Google/ Motorola lost all the recent patent fights with Microsoft, and they apparently wanted 2.5 percent royalties. People in the industry knows that Google is just a pathetic patent trolls and crybabies who reached its current status thru illegal means and not thru technological innovations.
Re: How does this action make Google not a patent troll
How you say
What a waste of Money
I can understand BT wanting to protect it's interests , especially as the US is going after so many businesses around the world with their trolling.

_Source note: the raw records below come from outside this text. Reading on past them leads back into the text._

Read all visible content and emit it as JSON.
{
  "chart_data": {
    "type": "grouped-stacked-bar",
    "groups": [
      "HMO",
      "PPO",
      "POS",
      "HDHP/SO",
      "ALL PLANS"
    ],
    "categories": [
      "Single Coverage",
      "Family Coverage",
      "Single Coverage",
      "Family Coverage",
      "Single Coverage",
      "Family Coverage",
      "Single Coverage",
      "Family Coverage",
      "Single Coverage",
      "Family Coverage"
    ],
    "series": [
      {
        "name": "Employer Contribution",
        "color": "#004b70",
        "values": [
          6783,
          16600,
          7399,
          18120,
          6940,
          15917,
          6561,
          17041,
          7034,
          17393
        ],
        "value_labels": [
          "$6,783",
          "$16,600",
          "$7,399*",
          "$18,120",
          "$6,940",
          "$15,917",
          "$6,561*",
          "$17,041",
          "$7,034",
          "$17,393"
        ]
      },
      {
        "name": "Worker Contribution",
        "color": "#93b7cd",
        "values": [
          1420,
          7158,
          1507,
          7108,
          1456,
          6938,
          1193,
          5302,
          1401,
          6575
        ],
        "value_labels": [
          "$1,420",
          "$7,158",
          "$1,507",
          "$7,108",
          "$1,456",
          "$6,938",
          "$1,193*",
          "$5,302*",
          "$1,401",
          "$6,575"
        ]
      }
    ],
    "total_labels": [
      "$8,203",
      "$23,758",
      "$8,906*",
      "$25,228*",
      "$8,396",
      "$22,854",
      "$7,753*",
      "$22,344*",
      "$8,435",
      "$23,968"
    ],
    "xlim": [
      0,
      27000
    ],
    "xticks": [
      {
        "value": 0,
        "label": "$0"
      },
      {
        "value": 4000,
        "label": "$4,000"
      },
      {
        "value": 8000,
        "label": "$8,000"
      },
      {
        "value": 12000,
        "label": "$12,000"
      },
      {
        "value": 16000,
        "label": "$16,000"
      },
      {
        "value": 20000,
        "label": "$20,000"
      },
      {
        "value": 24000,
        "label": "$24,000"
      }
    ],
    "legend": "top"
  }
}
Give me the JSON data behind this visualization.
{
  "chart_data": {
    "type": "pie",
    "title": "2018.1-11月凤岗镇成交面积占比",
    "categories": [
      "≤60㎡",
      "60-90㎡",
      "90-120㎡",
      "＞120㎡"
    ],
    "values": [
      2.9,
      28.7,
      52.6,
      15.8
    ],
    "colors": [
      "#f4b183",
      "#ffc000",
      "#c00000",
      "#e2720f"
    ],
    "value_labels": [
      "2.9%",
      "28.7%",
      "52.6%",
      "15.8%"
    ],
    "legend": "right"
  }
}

Hopefully they will agree to share each others patents. BT is one of the oldest telephone companies and i am sure that some of their older patents could literally destroy Google if they used them.
Google is a patent troll
The big difference between BT and Google in the UK and worldwide is that Google is a deeply evil corporation which avoids paying taxes through gross dishonesty so blatant that current laws did not anticipate any company being so ridiculous.
The corporation has barely innovated anything for the real world for over a decade, and instead has been dining out on search with a pattern of acquisition and imitation instead of innovation.
You have some very absolute opinions.
"The corporation's sole reason for acquiring Motorola..."
- No. This was also a defensive legal move.
"Google is a deeply evil corporation..."
- I've seen evil. This isn't it. Perhaps you should provide a list of your favorite wholly innocent & beneficent international corporations.
"... avoids paying taxes through gross dishonesty ..."
- That means they broke the law? Except, they didn't? If the laws are deficient & poorly designed, are the laws being fixed? Google buys very good lawyers, but if the laws are "legal" and compently constructed, they obey.